Certaines choses arrivent rarement dans une vie. L’amitié. Le silence. Et puis ceci : une œuvre qui, par sa seule beauté, parvient à vous faire pleurer comme un enfant. C’est ce qui se produit avec Le fond des forêts du Britannique David Mitchell. On pleure, on rit, on se tord de plaisir, comme chatouillé par sa plume. On voudrait que cela ne finisse jamais, on en tremble, on n’en peut presque plus. Et tout cela grâce à Jason Taylor, ce petit bonhomme de treize ans, poète et bègue, sensible à l’extrême et drôle comme pas deux, lucide comme bien peu d’entre nous peuvent se vanter de l’être.

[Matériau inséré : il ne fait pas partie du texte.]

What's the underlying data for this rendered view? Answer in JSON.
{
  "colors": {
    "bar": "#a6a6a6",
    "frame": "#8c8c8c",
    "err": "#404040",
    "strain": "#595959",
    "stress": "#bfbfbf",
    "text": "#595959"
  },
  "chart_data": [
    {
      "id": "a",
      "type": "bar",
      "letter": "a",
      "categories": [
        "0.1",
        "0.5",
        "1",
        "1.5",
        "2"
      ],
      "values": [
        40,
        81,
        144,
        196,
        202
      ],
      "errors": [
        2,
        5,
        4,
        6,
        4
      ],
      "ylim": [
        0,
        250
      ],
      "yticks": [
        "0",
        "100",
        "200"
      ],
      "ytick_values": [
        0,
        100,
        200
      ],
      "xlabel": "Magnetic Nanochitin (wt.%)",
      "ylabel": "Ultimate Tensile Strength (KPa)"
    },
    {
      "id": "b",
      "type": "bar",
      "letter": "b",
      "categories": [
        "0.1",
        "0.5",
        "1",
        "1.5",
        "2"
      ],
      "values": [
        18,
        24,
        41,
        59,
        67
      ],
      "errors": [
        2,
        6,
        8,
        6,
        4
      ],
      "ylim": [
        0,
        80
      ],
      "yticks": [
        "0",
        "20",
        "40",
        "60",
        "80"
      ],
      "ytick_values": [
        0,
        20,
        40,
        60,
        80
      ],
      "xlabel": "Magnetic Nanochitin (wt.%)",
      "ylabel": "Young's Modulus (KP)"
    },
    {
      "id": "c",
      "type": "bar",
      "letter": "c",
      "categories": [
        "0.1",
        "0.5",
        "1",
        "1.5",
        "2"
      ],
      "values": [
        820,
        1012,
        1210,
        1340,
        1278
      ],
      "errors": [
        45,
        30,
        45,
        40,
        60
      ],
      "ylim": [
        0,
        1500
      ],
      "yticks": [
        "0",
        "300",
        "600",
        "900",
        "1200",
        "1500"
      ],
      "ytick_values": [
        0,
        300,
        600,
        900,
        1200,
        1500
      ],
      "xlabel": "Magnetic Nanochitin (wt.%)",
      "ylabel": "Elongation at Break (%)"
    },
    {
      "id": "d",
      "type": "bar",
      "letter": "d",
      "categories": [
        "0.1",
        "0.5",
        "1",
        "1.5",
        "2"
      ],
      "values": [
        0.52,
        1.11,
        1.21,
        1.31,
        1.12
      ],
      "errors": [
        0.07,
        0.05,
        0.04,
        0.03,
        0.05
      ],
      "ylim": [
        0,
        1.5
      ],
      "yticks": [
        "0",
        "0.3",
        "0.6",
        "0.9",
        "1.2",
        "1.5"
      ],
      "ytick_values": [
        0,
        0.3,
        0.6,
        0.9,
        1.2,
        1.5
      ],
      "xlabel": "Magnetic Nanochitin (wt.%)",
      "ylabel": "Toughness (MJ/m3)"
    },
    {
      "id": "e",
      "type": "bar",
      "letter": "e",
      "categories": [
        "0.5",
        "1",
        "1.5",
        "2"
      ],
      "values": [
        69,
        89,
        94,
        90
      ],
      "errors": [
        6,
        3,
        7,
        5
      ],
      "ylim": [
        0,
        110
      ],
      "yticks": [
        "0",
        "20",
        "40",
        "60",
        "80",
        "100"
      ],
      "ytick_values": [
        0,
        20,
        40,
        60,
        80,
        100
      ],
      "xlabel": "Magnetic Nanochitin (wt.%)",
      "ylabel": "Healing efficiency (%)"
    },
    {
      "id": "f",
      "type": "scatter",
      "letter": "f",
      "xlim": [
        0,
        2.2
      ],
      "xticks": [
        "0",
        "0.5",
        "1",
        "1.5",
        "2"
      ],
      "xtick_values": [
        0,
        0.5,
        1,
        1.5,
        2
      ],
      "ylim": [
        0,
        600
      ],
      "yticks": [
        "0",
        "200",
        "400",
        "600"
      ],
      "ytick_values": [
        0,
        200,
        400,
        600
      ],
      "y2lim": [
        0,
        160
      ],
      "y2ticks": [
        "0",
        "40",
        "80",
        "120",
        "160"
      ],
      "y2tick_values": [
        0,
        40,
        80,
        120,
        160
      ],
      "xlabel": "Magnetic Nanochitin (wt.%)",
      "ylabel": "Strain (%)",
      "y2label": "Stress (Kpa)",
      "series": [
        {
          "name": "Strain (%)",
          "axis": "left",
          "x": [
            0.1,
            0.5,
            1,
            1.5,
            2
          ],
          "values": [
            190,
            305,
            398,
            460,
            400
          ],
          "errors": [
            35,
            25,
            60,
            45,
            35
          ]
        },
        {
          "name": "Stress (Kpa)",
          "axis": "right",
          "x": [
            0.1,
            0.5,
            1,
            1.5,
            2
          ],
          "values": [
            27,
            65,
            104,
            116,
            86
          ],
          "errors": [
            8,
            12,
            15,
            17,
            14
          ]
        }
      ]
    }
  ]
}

Le fond des forêts, c’est sa vie à lui. Quelques tableaux de sa vie, de toute cette vie qu’il y a dans la tête de ceux que nul n’écoute ni ne regarde. C’est la splendeur inouïe et la terreur affolante de se retrouver soudain perdu entre deux âges. Ni homme ni enfant. Incertain de tout. C’est lui, tout lui : menacé d’envahissement par la société xénophobe, injuste, dure et profondément exclusive qu’est l’Angleterre thatchérienne du début des années 1980, et néanmoins en lutte pour la survie de son individualité, une individualité certes vacillante (puisqu’en devenir), mais forte précisément de ce seul vacillement (forte, c’est-à-dire toujours sur le qui-vive et impitoyablement consciente d’elle-même, de ses limites comme de ses rêves). Jason Taylor le bègue. Celui dont on se moque. Celui que l’on malmène. Et celui, surtout, qui nous donne à penser ce que depuis toujours nous ne devinons que trop bien : l’exclusion, quand elle ne nous détruit pas, a ceci d’absolument fabuleux qu’elle nous repousse à l’intérieur, dans la tête, dans le corps, et qu’elle nous permet d’accéder à une vie infiniment moins commune que celle du dehors. À une pensée tout aussi brillamment singulière qu’infiniment multiple qui fait de l’exclu sa propre fratrie, sa propre tribu d’ombres. Pour Jason, ce sera « le Minable », « le Pendu », le « jumeau fantôme » – tous ces autres soi-même qui cohabitent en soi comme autant de peurs, de douceurs, de fous rires et de faux pas.

Entre la cruauté des troupeaux sociaux et celle des mots avec et contre lesquels il se bat constamment, Jason Taylor se pose en unique artisan de sa propre dignité. Entre son attrait pour les balades et les forêts et des rencontres déterminantes avec quelques grandes personnes vraiment « grandes », il fait l’épreuve de la bêtise du monde et tâche de s’en écarter. Et, même une fois le livre refermé, on continue de l’aimer, ce petit poète balbutiant. On se prend à espérer le croiser un jour (il doit bien frôler la quarantaine aujourd’hui). Oui, même plusieurs jours après avoir mis un terme à la lecture de son récit, on est encore inspiré par sa droiture exemplaire.

Aussi pour tous les rejetés des cours de récré, pour tous les troublés du langage, tous les génies raillés, tous les « pestiférés », les sensibles-à-tout incapables de « je-m’en-fichage » – pour tous ceux-là, merci Jason Taylor. Merci David Mitchell. Et merci les éditions de l’Olivier pour avoir eu, une fois de plus, le flair et l’intelligence de publier le roman immense d’un écrivain appelé à devenir l’un de ceux qu’on lira encore et encore bien après notre mort.